According to U.S. Supreme Court precedent, HB 908 is a constitutional regulation on abortion. In Gonzales v. Carhart, the Court recognized as legitimate and lawful the “State’s interest in promoting respect for human life at all stages in the pregnancy.” Prohibiting most abortions when the human fetus can feel pain is an appropriate measure of respect for human life. A federal Court of Appeals recognized in 2008 that a statement that abortion ends the life of a separate, unique, living human being is factually accurate. Since, as federal courts and federal laws have recognized, an unborn fetus is a living human being, banning the intentional causing of pain of such a human being is a legitimate and constitutional state interest.
Additionally, women deserve to have the information that abortions can cause pain to their unborn child that this bill provides. In 2007, in Gonzales v. Carhart, the U.S. Supreme Court recognized that “The State has an interest in ensuring so grave a choice is well informed.” The Court also determined from testimony submitted in the case that doctors performing abortions admitted “that they do not describe to their patients what procedures entail in clear and precise terms.” The Court continued: “It is, however, precisely this lack of information…that is of legitimate concern to the State. … It is self-evident that a mother who comes to regret her choice to abort must struggle with grief more anguished and sorrow more profound when she learns, only after the event, what she once did not know…”
In this age of modern science, the facts on modern viability standards, extensive available information on fetal development, and the facts on fetal pain, are all included in this information that some women “once did not know” prior to obtaining an abortion. It is well within the state’s right to ensure that women and the public are informed on these facts, and it is also constitutional for the state to prohibit abortions based on medical knowledge.
In Gonzales, the Court stated: “It is a reasonable inference that a necessary effect of the regulation and the knowledge it conveys will be to encourage some women to carry the infant to full term, thus reducing the absolute number of…abortions…. The State’s interest in respect for life is advanced by the dialogue that better informs the political and legal systems, the medical profession, expectant mothers, and society as a whole of the consequences that follow…”
While HB 908 is focused on the fetal pain that is present at 22 weeks gestation, there is an additional legal reason why HB 908 is constitutional, according to Supreme Court precedent. This reason is the “viability rule” originally created in Roe v. Wade. It basically stated that, prior to viability, a state could not prohibit a woman from making the decision to abort her child. However, after viability, the state had freedom to protect the child’s life. The viability rule allows states to ban most abortions once the unborn human being reaches an age at which viability is possible. In Colautti v. Franklin, the U.S. Supreme Court explained that “viability is reached when, in the judgment of the attending physician on the particular facts of the case before him, there is a reasonable likelihood of the fetus’ sustained survival outside the womb, with or without artificial support.”

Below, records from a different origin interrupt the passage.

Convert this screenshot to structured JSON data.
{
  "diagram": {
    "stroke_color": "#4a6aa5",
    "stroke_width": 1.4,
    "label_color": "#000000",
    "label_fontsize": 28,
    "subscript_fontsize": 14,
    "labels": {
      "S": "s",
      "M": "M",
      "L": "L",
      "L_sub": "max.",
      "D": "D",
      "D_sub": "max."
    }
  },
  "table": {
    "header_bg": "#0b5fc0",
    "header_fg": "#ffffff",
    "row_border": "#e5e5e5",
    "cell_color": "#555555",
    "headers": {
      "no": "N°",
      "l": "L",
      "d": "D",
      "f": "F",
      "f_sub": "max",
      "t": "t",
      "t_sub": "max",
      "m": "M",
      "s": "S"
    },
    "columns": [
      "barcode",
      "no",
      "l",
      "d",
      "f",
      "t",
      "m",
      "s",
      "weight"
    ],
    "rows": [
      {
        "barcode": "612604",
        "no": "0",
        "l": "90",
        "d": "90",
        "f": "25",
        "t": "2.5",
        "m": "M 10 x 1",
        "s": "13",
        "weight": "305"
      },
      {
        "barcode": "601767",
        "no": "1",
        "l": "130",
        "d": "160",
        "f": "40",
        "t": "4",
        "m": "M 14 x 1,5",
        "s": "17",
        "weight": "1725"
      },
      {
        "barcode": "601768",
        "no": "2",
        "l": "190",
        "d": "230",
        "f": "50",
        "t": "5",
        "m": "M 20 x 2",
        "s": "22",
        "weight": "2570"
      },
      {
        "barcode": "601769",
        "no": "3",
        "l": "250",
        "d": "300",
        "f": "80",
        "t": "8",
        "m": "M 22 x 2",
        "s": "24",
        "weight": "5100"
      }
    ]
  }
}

While Roe v. Wade recognized viability at 28 weeks and Planned Parenthood v. Casey recognized it at 23 or 24 weeks, modern medicine points to 22 weeks as an age at which a significant number of babies can survive. Even the Washington Post reported “That babies can survive at 22 weeks is not a new finding; it has been known for 15 years…”
A 2015 study in the New England Journal of Medicine reports that 25% of babies born at 22 weeks gestation would survive if “actively treated in a hospital.”

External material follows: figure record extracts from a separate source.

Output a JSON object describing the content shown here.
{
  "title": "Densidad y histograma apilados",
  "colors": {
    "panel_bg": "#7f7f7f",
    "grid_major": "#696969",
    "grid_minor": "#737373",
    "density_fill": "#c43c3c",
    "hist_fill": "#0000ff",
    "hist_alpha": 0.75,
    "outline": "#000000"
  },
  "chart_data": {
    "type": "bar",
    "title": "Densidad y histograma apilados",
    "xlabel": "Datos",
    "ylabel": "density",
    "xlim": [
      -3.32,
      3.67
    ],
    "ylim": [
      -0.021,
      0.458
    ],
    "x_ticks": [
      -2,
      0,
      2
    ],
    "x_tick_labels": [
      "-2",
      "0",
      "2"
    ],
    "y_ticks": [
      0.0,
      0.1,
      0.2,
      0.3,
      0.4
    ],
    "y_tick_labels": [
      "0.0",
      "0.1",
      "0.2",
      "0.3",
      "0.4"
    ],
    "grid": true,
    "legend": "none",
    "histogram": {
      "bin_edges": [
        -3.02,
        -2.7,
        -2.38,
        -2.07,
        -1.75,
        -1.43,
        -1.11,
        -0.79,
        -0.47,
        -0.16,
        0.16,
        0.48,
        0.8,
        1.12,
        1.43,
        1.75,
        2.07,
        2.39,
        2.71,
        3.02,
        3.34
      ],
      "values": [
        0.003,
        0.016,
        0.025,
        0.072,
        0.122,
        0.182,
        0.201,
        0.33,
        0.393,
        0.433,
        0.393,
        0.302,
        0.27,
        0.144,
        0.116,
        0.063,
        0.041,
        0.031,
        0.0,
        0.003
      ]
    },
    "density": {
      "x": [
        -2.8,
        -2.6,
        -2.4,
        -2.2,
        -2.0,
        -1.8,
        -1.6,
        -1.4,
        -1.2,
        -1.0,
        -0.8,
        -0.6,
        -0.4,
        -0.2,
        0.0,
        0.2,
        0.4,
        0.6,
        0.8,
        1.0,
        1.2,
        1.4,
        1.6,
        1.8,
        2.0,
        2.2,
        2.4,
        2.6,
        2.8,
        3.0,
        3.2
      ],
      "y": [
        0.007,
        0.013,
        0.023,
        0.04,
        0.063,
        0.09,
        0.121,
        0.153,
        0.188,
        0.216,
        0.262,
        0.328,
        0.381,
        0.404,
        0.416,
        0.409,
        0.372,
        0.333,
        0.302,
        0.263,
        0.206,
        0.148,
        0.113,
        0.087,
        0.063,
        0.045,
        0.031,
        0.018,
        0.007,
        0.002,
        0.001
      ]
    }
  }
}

Planned Parenthood v. Casey recognized that medical science is continually advancing and that viability would continue to move earlier and earlier. The Supreme Court has consistently recognized two things that are inherently important to HB 908: First, that the interest of children who can survive outside the womb with medical care can be recognized and protected by the state and, second, that states have a legitimate interest in respecting human life – something that fetal pain bills like HB 908 effectively do.